The change (mutation) of genes is provocativeto the development of many forms of hereditary diseases factor. In modern medicine, more than three thousand such pathologies are described. The most common manifestation of diseases is fermentopathy. It is believed that gene mutations can affect embryonic, transport and structural proteins. Pathological changes can be realized in different periods of ontogenesis (development). Most of them are typical for intrauterine (up to 25% of all hereditary pathologies) and for pre-pubertal (before puberty) period (about 45%). Genetic mutations are manifested in puberty (puberty) and youth (about 25%).

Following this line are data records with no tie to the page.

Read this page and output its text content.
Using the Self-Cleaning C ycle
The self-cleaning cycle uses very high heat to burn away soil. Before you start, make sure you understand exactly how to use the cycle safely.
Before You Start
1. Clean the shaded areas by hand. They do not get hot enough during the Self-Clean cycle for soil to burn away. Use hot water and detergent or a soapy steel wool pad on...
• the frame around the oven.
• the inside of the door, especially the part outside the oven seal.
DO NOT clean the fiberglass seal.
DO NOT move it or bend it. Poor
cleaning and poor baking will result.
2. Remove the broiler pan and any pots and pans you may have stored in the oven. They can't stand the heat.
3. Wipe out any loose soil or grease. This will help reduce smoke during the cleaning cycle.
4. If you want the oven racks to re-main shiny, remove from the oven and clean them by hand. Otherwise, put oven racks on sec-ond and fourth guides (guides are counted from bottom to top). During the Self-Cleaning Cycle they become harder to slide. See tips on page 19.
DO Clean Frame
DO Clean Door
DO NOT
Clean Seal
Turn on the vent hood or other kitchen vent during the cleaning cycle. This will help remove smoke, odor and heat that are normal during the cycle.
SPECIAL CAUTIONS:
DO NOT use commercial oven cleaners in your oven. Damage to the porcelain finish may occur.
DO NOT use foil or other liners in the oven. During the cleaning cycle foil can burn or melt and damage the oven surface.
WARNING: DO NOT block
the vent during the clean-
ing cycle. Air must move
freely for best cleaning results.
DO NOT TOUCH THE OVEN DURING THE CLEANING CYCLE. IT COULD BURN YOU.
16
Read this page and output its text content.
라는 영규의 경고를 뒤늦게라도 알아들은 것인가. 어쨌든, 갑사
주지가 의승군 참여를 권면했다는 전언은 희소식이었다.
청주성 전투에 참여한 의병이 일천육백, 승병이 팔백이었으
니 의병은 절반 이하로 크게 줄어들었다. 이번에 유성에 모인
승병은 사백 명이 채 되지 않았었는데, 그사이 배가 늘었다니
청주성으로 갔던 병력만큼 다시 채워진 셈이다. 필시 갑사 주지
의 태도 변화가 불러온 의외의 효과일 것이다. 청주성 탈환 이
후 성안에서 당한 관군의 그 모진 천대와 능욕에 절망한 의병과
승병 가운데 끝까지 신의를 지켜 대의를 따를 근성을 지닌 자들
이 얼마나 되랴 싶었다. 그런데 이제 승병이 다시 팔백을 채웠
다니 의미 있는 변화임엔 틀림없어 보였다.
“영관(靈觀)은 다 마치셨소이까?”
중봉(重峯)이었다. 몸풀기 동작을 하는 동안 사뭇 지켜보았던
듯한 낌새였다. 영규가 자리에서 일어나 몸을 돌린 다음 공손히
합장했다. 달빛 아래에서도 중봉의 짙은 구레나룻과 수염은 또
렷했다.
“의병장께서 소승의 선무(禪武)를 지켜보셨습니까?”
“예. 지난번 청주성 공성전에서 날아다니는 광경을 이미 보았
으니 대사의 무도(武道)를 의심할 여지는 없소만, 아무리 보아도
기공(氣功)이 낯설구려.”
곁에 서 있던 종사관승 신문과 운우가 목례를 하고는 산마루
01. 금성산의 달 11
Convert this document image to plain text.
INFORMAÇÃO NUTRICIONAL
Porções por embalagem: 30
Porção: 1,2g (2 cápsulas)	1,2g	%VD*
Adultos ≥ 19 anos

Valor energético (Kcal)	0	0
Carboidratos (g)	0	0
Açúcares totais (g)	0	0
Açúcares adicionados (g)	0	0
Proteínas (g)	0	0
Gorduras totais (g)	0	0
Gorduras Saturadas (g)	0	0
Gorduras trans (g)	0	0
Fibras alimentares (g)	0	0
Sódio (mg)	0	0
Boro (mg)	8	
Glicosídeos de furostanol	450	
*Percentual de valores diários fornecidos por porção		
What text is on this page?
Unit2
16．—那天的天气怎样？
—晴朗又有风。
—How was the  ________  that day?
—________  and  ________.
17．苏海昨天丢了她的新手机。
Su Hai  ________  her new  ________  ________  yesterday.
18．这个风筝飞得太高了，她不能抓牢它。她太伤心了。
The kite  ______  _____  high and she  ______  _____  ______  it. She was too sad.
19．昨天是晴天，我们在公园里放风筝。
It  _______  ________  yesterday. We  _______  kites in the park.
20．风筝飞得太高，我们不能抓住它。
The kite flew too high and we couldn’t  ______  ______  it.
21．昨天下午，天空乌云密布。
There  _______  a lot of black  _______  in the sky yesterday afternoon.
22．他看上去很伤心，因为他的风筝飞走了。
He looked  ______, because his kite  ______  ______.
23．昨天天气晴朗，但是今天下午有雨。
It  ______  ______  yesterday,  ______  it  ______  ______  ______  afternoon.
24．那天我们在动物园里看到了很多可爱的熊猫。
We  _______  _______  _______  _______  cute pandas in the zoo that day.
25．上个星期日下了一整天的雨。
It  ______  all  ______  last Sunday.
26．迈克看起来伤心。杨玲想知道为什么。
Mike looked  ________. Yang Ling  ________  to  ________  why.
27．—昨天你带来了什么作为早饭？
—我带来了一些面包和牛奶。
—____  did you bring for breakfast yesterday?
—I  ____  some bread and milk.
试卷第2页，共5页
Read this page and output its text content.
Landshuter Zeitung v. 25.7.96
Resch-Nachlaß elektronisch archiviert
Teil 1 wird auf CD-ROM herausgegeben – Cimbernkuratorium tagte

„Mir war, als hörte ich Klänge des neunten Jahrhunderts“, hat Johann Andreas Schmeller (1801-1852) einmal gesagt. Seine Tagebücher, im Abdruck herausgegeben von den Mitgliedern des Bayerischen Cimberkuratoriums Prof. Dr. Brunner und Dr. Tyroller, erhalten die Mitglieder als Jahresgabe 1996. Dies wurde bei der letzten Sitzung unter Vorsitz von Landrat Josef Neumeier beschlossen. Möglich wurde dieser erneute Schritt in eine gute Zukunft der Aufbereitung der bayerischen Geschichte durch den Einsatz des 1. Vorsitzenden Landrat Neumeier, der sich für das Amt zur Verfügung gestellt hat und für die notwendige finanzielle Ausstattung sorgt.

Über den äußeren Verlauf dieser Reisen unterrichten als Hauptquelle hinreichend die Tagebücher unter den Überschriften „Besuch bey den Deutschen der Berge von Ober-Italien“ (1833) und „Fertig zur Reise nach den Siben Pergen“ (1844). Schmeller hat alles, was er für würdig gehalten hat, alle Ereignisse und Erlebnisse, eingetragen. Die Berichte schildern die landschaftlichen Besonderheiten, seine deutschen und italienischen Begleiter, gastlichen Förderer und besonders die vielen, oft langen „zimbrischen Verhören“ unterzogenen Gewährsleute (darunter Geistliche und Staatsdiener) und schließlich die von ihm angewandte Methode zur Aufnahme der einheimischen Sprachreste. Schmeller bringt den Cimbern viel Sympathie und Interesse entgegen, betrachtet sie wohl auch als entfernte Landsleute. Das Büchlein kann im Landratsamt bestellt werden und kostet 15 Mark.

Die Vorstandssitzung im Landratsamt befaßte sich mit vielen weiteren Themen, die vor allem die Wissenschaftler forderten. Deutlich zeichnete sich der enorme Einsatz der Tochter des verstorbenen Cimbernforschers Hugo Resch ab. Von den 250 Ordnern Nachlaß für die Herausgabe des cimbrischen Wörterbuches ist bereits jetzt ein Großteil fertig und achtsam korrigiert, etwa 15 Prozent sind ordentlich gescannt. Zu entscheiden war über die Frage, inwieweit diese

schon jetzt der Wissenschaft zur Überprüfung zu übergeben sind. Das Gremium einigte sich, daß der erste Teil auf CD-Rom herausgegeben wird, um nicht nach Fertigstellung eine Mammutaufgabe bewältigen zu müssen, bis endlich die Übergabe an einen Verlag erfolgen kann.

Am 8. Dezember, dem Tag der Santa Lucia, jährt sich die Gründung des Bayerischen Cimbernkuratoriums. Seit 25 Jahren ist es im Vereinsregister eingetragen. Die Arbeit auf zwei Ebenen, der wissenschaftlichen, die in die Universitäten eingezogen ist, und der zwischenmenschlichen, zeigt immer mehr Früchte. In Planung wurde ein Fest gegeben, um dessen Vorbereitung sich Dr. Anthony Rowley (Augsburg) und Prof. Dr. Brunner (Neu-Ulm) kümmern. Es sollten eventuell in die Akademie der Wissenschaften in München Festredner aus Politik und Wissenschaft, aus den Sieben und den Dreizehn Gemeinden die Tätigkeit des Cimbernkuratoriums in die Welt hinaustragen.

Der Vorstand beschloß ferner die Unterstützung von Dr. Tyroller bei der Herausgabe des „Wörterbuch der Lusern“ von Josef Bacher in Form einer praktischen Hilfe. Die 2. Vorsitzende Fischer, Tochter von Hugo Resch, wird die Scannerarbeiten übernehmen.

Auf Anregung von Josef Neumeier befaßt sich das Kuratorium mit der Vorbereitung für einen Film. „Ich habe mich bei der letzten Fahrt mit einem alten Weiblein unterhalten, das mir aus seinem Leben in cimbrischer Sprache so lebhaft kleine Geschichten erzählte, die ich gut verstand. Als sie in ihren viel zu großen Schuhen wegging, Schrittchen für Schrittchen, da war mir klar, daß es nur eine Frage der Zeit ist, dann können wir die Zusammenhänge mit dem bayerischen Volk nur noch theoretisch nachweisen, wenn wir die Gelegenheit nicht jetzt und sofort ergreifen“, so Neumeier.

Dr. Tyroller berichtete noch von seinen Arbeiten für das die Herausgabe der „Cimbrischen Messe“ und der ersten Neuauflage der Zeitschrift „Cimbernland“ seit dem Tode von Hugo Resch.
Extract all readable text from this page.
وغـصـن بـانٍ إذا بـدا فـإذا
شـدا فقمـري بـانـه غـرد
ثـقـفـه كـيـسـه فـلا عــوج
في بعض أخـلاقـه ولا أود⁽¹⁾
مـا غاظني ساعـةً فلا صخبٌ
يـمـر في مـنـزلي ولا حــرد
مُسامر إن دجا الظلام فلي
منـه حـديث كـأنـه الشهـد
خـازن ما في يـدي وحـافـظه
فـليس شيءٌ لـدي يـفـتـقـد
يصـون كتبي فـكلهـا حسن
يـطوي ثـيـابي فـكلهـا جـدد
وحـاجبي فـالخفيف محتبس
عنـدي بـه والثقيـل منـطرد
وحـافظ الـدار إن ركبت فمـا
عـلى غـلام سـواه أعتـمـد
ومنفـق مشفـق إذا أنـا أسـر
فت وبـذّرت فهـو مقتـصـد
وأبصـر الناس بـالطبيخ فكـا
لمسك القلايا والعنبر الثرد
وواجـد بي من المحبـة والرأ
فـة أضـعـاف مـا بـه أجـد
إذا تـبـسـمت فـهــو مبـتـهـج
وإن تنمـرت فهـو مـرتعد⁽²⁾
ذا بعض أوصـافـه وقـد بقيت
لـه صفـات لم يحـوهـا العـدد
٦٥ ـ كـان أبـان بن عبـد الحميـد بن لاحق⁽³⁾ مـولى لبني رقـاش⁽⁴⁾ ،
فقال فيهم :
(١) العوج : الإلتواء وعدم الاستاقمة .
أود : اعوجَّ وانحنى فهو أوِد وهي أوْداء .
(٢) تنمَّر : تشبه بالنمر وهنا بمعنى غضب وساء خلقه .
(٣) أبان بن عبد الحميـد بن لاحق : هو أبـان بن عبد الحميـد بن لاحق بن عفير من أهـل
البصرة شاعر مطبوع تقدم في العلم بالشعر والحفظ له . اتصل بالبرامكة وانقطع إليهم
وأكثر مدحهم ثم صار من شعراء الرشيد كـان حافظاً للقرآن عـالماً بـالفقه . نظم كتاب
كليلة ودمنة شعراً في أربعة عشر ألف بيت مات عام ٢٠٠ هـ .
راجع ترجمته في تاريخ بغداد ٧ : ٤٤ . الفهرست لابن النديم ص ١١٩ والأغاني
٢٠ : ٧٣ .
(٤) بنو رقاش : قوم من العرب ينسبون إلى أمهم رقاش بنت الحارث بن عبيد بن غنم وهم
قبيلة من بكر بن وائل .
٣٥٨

A relatively small amount (about 10%) of pathological changes is detected over twenty years.
Hereditary diseases are classified by typeinheritance (autosomal recessive, autosomal dominant and others), depending on the organ or system more involved in the pathological process (endocrine, neuromuscular, ocular, and others), taking into account the nature of the metabolic defect (associated with a disorder of carbohydrate, mineral lipid exchange, etc.). To an independent group include diseases that have arisen against the background of incompatibility of the fetus and the mother for antigens in blood groups.
Provoked by gametic mutations,Pathologies are inherited in accordance with the laws of Mendel. Perhaps the emergence of new or development inherited from past generations of change. In such cases, pathological structures are distributed to all cells of the body.
Genetic mutations can appear in one of the cellsat different stages of fragmentation of the zygote. In such cases, the body becomes mosaic in this structure. In other words, in some cells a normal allele (gene form) functions, and in others - a mutant allele. Domination of the mutation manifests itself phenotypically (clinical signs) in the corresponding cells and provokes the development of the disease. In this case, there is a sufficient probability of a less severe degree of pathology, in contrast to complete mutants.
Specialists classify changes in functional and structural nature.
Structural gene mutations are subdivided intoTransition - substitution of one purine base (organic organic compounds, purine derivatives) for another, or one pyrimidine base (organic compounds - pyrimidine derivatives) to another pyrimidine base; while the codon (the unit of the genetic code) changes only the one in which the replacement occurred. There is also such a thing as "transversion". In this case, the pyrimidine bases are replaced by purine ones or vice versa. This also changes the codon in which the replacement occurred. In addition, there is also a mutation by shifting the reading frame. In this case, a deletion (deletion) or insertion (insertion) of several or one pair of nucleotides occurs. In accordance with the site of deposition or insertion, more or less codons can be changed.
Mutations in functional genes arechange of the nontranscribed (encoding) part in the DNA molecule. This provokes a disorder in the regulation of the functioning of structural elements. As a result, the synthesis rate of the corresponding protein may be increased or decreased to varying degrees.